十国春秋卷八十五 呉越九 列傳 呉公約

蘇州招討使としての功と譲功

  • 呉公約、字は処仁、餘杭の人である。黄巣の乱に、杭州の八都がすでに建てられ、さらに分派して十三都となったとき、公約もその一つであった。公約は初め胆略に富み、県の豪族であった。折しも朱直が兵を挙げて募兵に応じて西討したので、その功により西桂鎮遏使に任ぜられた。ほどなく董昌に従って西の境で黄巣を防ぎ、御史中丞を加えられ、奏して都の定員を置き、硤石を訓兵の場に改め、鋭鋒を摧き破って日々名声を高めた。武肅王が越州を破った際、公約は驍勇果敢に先登し、戦が終わると千牛衛将軍・粛政隊長に任ぜられた。ほどなく劉浩が平定されると、その功が記録されて散騎常侍に昇進した。ほどなく徐約が蘇州を占拠すると、武肅王は公約に専ら征討を委ね、特に北面諸軍行営招討使に任じた。
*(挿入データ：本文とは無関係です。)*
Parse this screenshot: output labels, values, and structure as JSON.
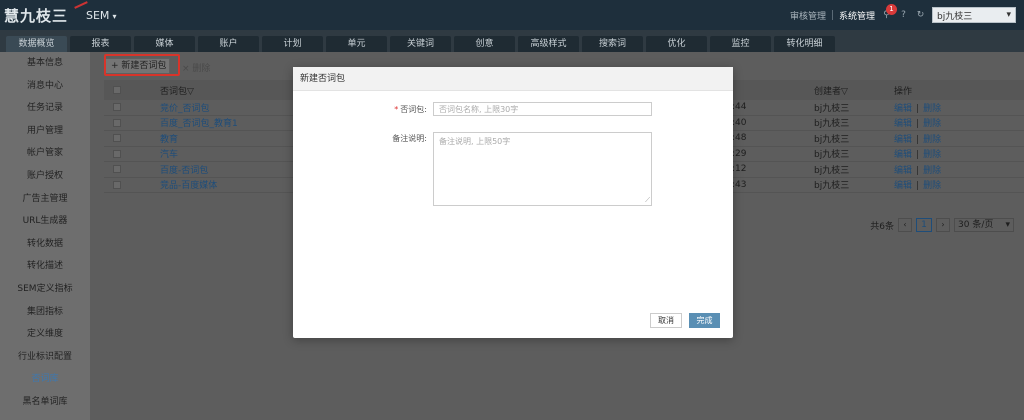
{
  "header": {
    "logo": "慧九枝三",
    "product": "SEM",
    "links": [
      "审核管理",
      "系统管理"
    ],
    "badge_count": "1",
    "account": "bj九枝三"
  },
  "tabs": [
    "数据概览",
    "报表",
    "媒体",
    "账户",
    "计划",
    "单元",
    "关键词",
    "创意",
    "高级样式",
    "搜索词",
    "优化",
    "监控",
    "转化明细"
  ],
  "sidebar": [
    "基本信息",
    "消息中心",
    "任务记录",
    "用户管理",
    "帐户管家",
    "账户授权",
    "广告主管理",
    "URL生成器",
    "转化数据",
    "转化描述",
    "SEM定义指标",
    "集团指标",
    "定义维度",
    "行业标识配置",
    "否词库",
    "黑名单词库"
  ],
  "sidebar_active": 14,
  "toolbar": {
    "new_label": "+ 新建否词包",
    "delete_label": "× 删除"
  },
  "table": {
    "headers": {
      "name": "否词包▽",
      "creator": "创建者▽",
      "op": "操作"
    },
    "rows": [
      {
        "name": "竞价_否词包",
        "time": "11:43:44",
        "creator": "bj九枝三"
      },
      {
        "name": "百度_否词包_教育1",
        "time": "11:45:40",
        "creator": "bj九枝三"
      },
      {
        "name": "教育",
        "time": "14:12:48",
        "creator": "bj九枝三"
      },
      {
        "name": "汽车",
        "time": "15:15:29",
        "creator": "bj九枝三"
      },
      {
        "name": "百度-否词包",
        "time": "14:10:12",
        "creator": "bj九枝三"
      },
      {
        "name": "竞品-百度媒体",
        "time": "17:06:43",
        "creator": "bj九枝三"
      }
    ],
    "edit": "编辑",
    "delete": "删除"
  },
  "pager": {
    "total": "共6条",
    "current": "1",
    "page_size": "30 条/页"
  },
  "modal": {
    "title": "新建否词包",
    "name_label": "否词包:",
    "name_placeholder": "否词包名称, 上限30字",
    "note_label": "备注说明:",
    "note_placeholder": "备注说明, 上限50字",
    "cancel": "取消",
    "ok": "完成"
  }
}
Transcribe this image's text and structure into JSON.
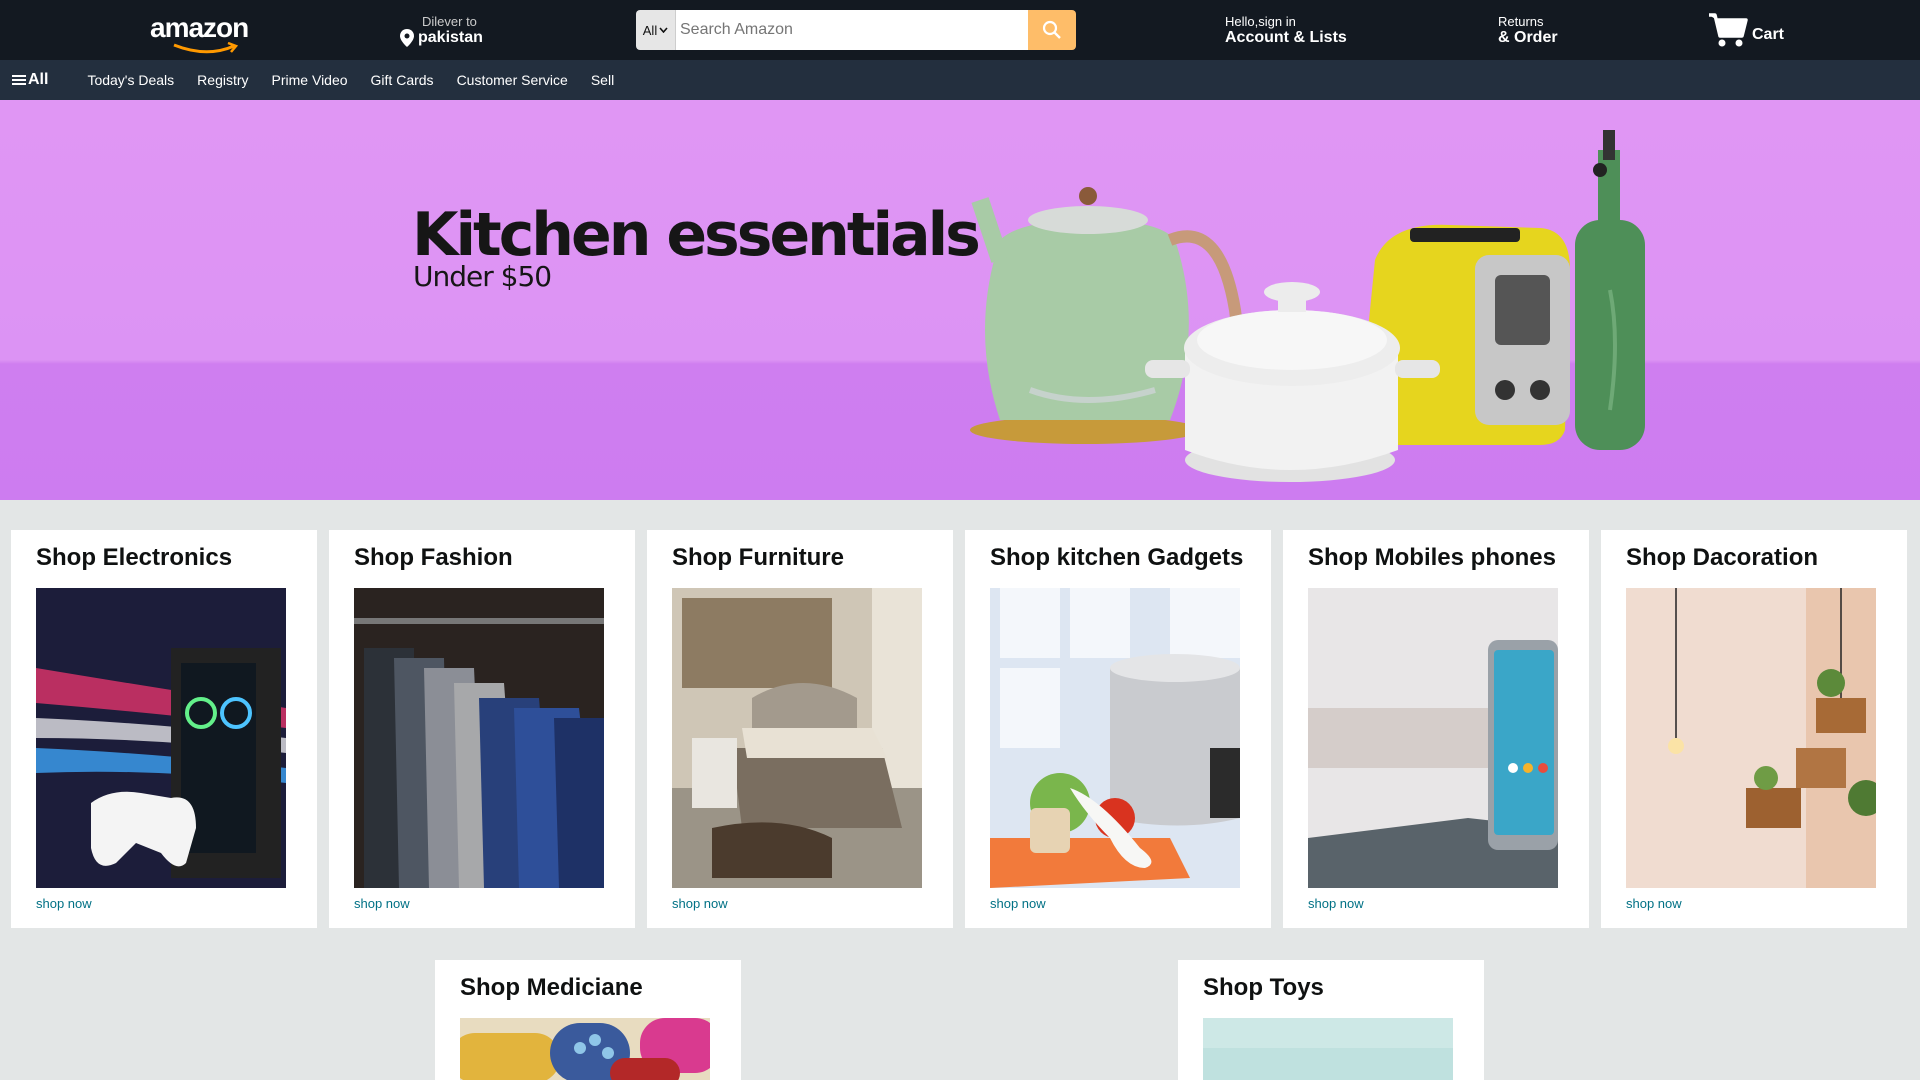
{
  "header": {
    "logo_text": "amazon",
    "deliver_to": "Dilever to",
    "location": "pakistan",
    "search_category": "All",
    "search_placeholder": "Search Amazon",
    "account_line1": "Hello,sign in",
    "account_line2": "Account & Lists",
    "returns_line1": "Returns",
    "returns_line2": "& Order",
    "cart_label": "Cart"
  },
  "subnav": {
    "all_label": "All",
    "items": [
      "Today's Deals",
      "Registry",
      "Prime Video",
      "Gift Cards",
      "Customer Service",
      "Sell"
    ]
  },
  "hero": {
    "title": "Kitchen essentials",
    "subtitle": "Under $50"
  },
  "cards": [
    {
      "title": "Shop Electronics",
      "link": "shop now"
    },
    {
      "title": "Shop Fashion",
      "link": "shop now"
    },
    {
      "title": "Shop Furniture",
      "link": "shop now"
    },
    {
      "title": "Shop kitchen Gadgets",
      "link": "shop now"
    },
    {
      "title": "Shop Mobiles phones",
      "link": "shop now"
    },
    {
      "title": "Shop Dacoration",
      "link": "shop now"
    },
    {
      "title": "Shop Mediciane",
      "link": ""
    },
    {
      "title": "Shop Toys",
      "link": ""
    }
  ],
  "colors": {
    "nav_bg": "#131921",
    "subnav_bg": "#232f3e",
    "search_button": "#febd69",
    "hero_bg": "#e096f4",
    "link": "#007185",
    "page_bg": "#e3e6e6"
  }
}
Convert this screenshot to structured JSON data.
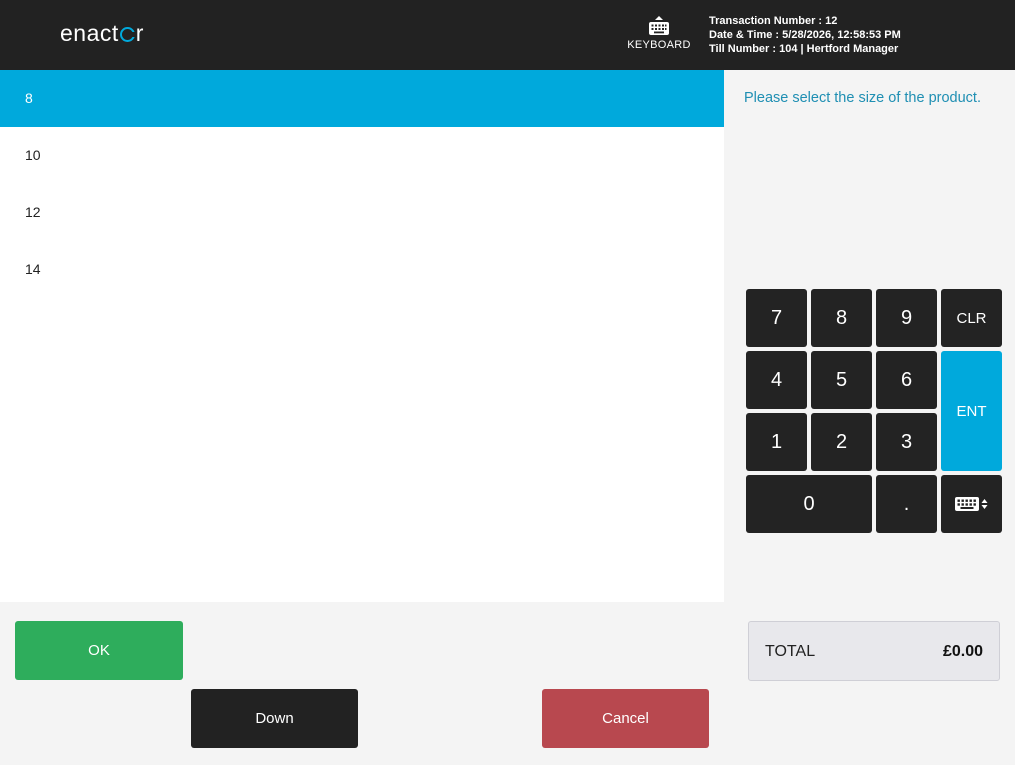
{
  "header": {
    "logo_text": "enactor",
    "keyboard_label": "KEYBOARD",
    "transaction_number": "Transaction Number : 12",
    "date_time": "Date & Time : 5/28/2026, 12:58:53 PM",
    "till_number": "Till Number : 104  |  Hertford Manager"
  },
  "size_list": {
    "items": [
      "8",
      "10",
      "12",
      "14"
    ],
    "selected_index": 0
  },
  "prompt": "Please select the size of the product.",
  "keypad": {
    "keys": [
      "7",
      "8",
      "9",
      "CLR",
      "4",
      "5",
      "6",
      "ENT",
      "1",
      "2",
      "3",
      "0",
      "."
    ],
    "keyboard_toggle_icon": "keyboard-toggle-icon"
  },
  "buttons": {
    "ok": "OK",
    "down": "Down",
    "cancel": "Cancel"
  },
  "total": {
    "label": "TOTAL",
    "value": "£0.00"
  },
  "colors": {
    "accent": "#00a9dc",
    "ok": "#2ead5c",
    "cancel": "#b8484f",
    "dark": "#222222"
  }
}
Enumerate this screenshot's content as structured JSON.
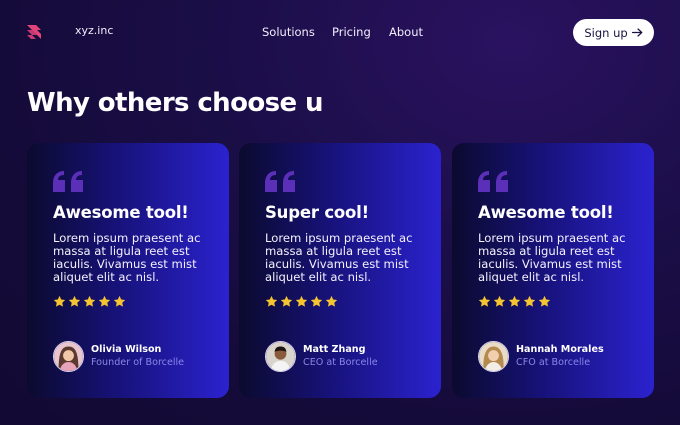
{
  "nav": {
    "brand": "xyz.inc",
    "links": [
      "Solutions",
      "Pricing",
      "About"
    ],
    "signup_label": "Sign up"
  },
  "heading": "Why others choose u",
  "testimonials": [
    {
      "title": "Awesome tool!",
      "body": "Lorem ipsum praesent ac massa at ligula reet est iaculis. Vivamus est mist aliquet elit ac nisl.",
      "rating": 5,
      "name": "Olivia Wilson",
      "role": "Founder of Borcelle"
    },
    {
      "title": "Super cool!",
      "body": "Lorem ipsum praesent ac massa at ligula reet est iaculis. Vivamus est mist aliquet elit ac nisl.",
      "rating": 5,
      "name": "Matt Zhang",
      "role": "CEO at Borcelle"
    },
    {
      "title": "Awesome tool!",
      "body": "Lorem ipsum praesent ac massa at ligula reet est iaculis. Vivamus est mist aliquet elit ac nisl.",
      "rating": 5,
      "name": "Hannah Morales",
      "role": "CFO at Borcelle"
    }
  ],
  "icons": {
    "logo": "stacked-chevron-logo-icon",
    "quote": "quote-icon",
    "star": "star-icon",
    "arrow": "arrow-right-icon"
  },
  "colors": {
    "accent_star": "#f5c531",
    "quote_mark": "#5b2fb8",
    "role_text": "#8a86e8",
    "logo": "#e0447a"
  }
}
翌年春、蘇州を克ち、ついにその軍功を譲って自らの都をもって王に帰し、王はますますその忠義を嘉して、義和鎮遏使兼本軍水陸都遊奕使を授けた。しばらくして淮南の人が侵擾したが、公約は境界を守り防いで、しばしば敵の鋭鋒を挫き、工部尚書に遷り、まもなく刑・戸二部に改められた。乾寧四年に没し、羅隠がその墓の銘を作った。公約は嗜欲に恬淡で、得た軍実(戦利品)はいつも配下に分け与えるのを常とし、将たること数十年、家に余分な財物はなかった。外に在っては将士を督励し、家に在っては子弟を訓戒し、当代の賢将と称された。